Tout au plus, Siriki Kouyaté a jasé sur An Bi Ko sans jamais le nommer et de manière très prudente au point que seuls le milieu politique et ses observateurs ont pu déceler la pique. Yèrè Wolo, qui s’est fait connaître pour ses critiques sans ambages de la politique africaine de la France, qui se réclamait de tous les héros panafricains au verbe haut et fort, qui crachait à tout bout de champ des « tchièfarinkoumaw », est soudainement devenu « koromatikèla » comme un wolosso. Il faut croire que Batouly est plus puissante que Macron ou à tout le moins effraye plus que le freluquet de l’Elysée.

Il faut croire qu’elle est une tigresse pour que le champ politique, qui par nature est traversé de conflits de territoire, soit empiété par cette nouvelle venue sans que les fauves bien établis ne bronchent. « Aux âmes bien nées la valeur n’attend pas le nombre des années » ; An Bi ko est né avec toutes ses dents de fauve adulte.

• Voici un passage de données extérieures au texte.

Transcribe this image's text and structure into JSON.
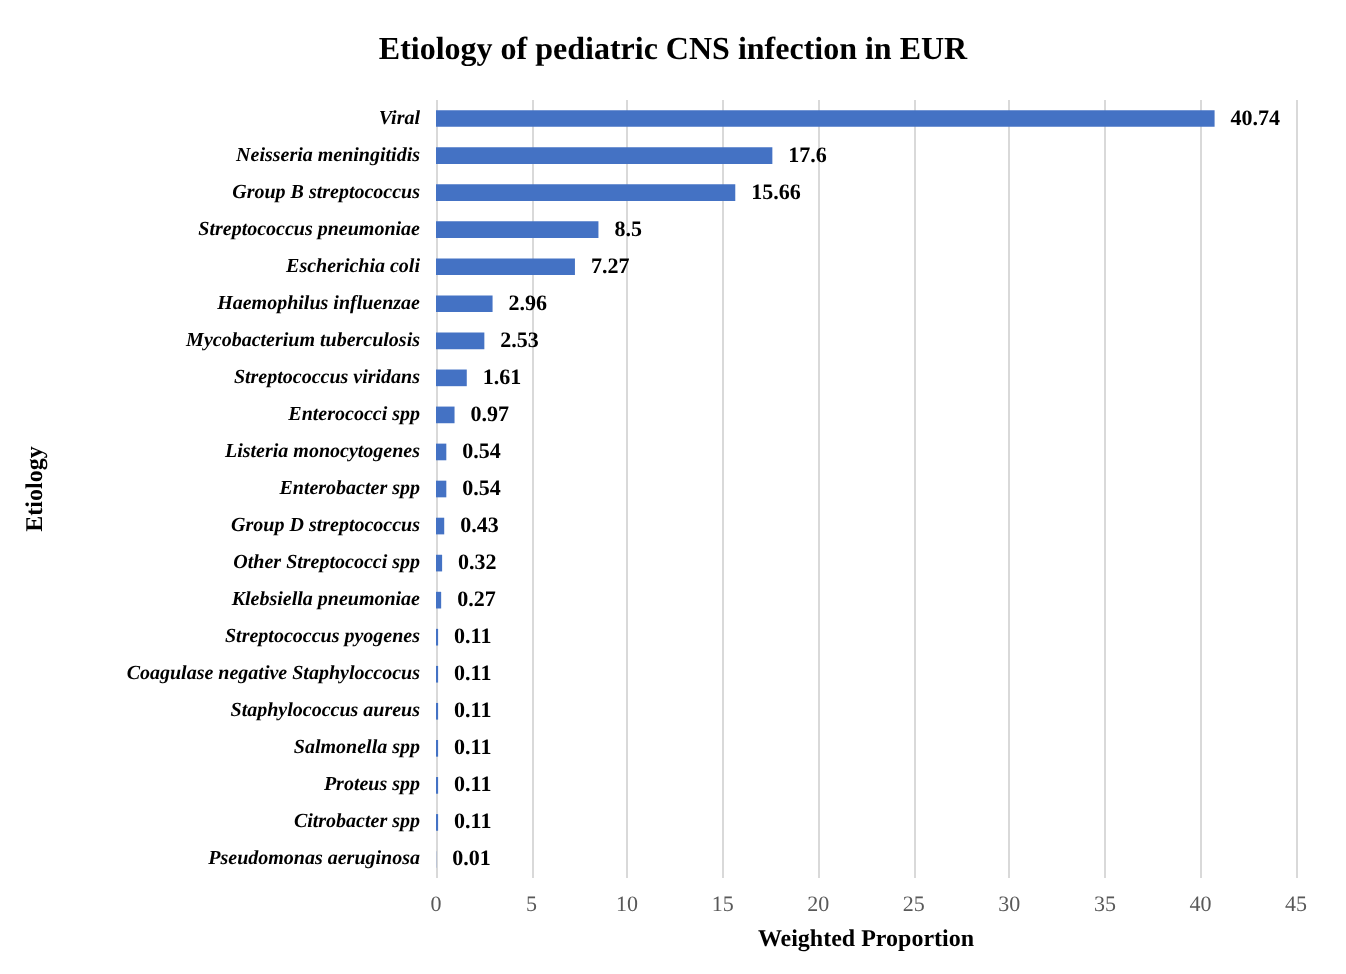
{
  "chart_data": {
    "type": "bar",
    "orientation": "horizontal",
    "title": "Etiology of pediatric CNS infection in EUR",
    "xlabel": "Weighted Proportion",
    "ylabel": "Etiology",
    "categories": [
      "Viral",
      "Neisseria meningitidis",
      "Group B streptococcus",
      "Streptococcus pneumoniae",
      "Escherichia coli",
      "Haemophilus influenzae",
      "Mycobacterium tuberculosis",
      "Streptococcus viridans",
      "Enterococci spp",
      "Listeria monocytogenes",
      "Enterobacter spp",
      "Group D streptococcus",
      "Other Streptococci spp",
      "Klebsiella pneumoniae",
      "Streptococcus pyogenes",
      "Coagulase negative Staphyloccocus",
      "Staphylococcus aureus",
      "Salmonella spp",
      "Proteus spp",
      "Citrobacter spp",
      "Pseudomonas aeruginosa"
    ],
    "values": [
      40.74,
      17.6,
      15.66,
      8.5,
      7.27,
      2.96,
      2.53,
      1.61,
      0.97,
      0.54,
      0.54,
      0.43,
      0.32,
      0.27,
      0.11,
      0.11,
      0.11,
      0.11,
      0.11,
      0.11,
      0.01
    ],
    "color": "#4472c4",
    "xlim": [
      0,
      45
    ],
    "xticks": [
      0,
      5,
      10,
      15,
      20,
      25,
      30,
      35,
      40,
      45
    ],
    "grid": "x",
    "data_labels": true
  }
}
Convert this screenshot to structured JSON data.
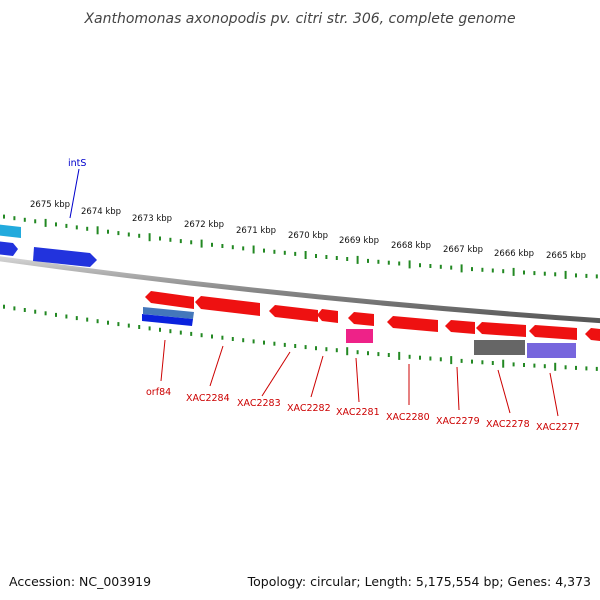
{
  "title": "Xanthomonas axonopodis pv. citri str. 306, complete genome",
  "footer": {
    "accession": "Accession: NC_003919",
    "summary": "Topology: circular; Length: 5,175,554 bp; Genes: 4,373"
  },
  "colors": {
    "forward_gene": "#2233dd",
    "forward_gene_cyan": "#22aadd",
    "reverse_gene": "#ee1111",
    "gene_label": "#cc0000",
    "fwd_label": "#0000cc",
    "tick": "#228822",
    "backbone": "#888888",
    "orf84_box": "#4477bb",
    "xac2281_box": "#ee2288",
    "xac2278_box": "#666666",
    "xac2277_box": "#7766dd"
  },
  "kbp_labels": [
    "2675 kbp",
    "2674 kbp",
    "2673 kbp",
    "2672 kbp",
    "2671 kbp",
    "2670 kbp",
    "2669 kbp",
    "2668 kbp",
    "2667 kbp",
    "2666 kbp",
    "2665 kbp"
  ],
  "forward_labels": [
    "intS"
  ],
  "reverse_labels": [
    "orf84",
    "XAC2284",
    "XAC2283",
    "XAC2282",
    "XAC2281",
    "XAC2280",
    "XAC2279",
    "XAC2278",
    "XAC2277"
  ]
}
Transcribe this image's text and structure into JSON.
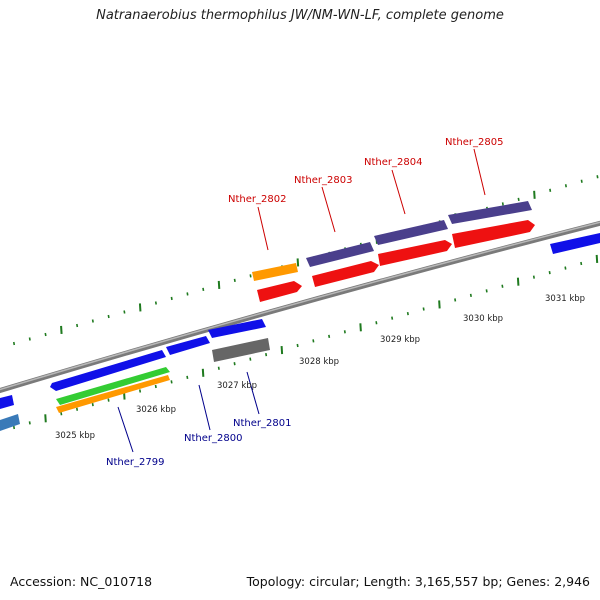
{
  "title": "Natranaerobius thermophilus JW/NM-WN-LF, complete genome",
  "footer": {
    "accession": "Accession: NC_010718",
    "summary": "Topology: circular; Length: 3,165,557 bp; Genes: 2,946"
  },
  "colors": {
    "backbone": "#8a8a8a",
    "tick": "#1f7a1f",
    "label_top": "#cc0000",
    "label_bottom": "#00008b"
  },
  "scale_labels": [
    "3025 kbp",
    "3026 kbp",
    "3027 kbp",
    "3028 kbp",
    "3029 kbp",
    "3030 kbp",
    "3031 kbp"
  ],
  "gene_labels_top": [
    "Nther_2802",
    "Nther_2803",
    "Nther_2804",
    "Nther_2805"
  ],
  "gene_labels_bottom": [
    "Nther_2799",
    "Nther_2800",
    "Nther_2801"
  ]
}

Il est la réalisation, la synthèse, le produit achevé de l’amalgame qui a commencé avec l’élection d’ATT, entre le monde de la société civile et le champ politique. Il a pour vocation à se rattacher toutes les organisations capables de mobiliser des électeurs en se plaçant au sommet des réseaux de clientélisme qui structurent la vie politique et sociale du Mali. An Bi Ko est donc un objet politique bien identifié et est désormais à la pointe du soutien politique aux autorités de la transition.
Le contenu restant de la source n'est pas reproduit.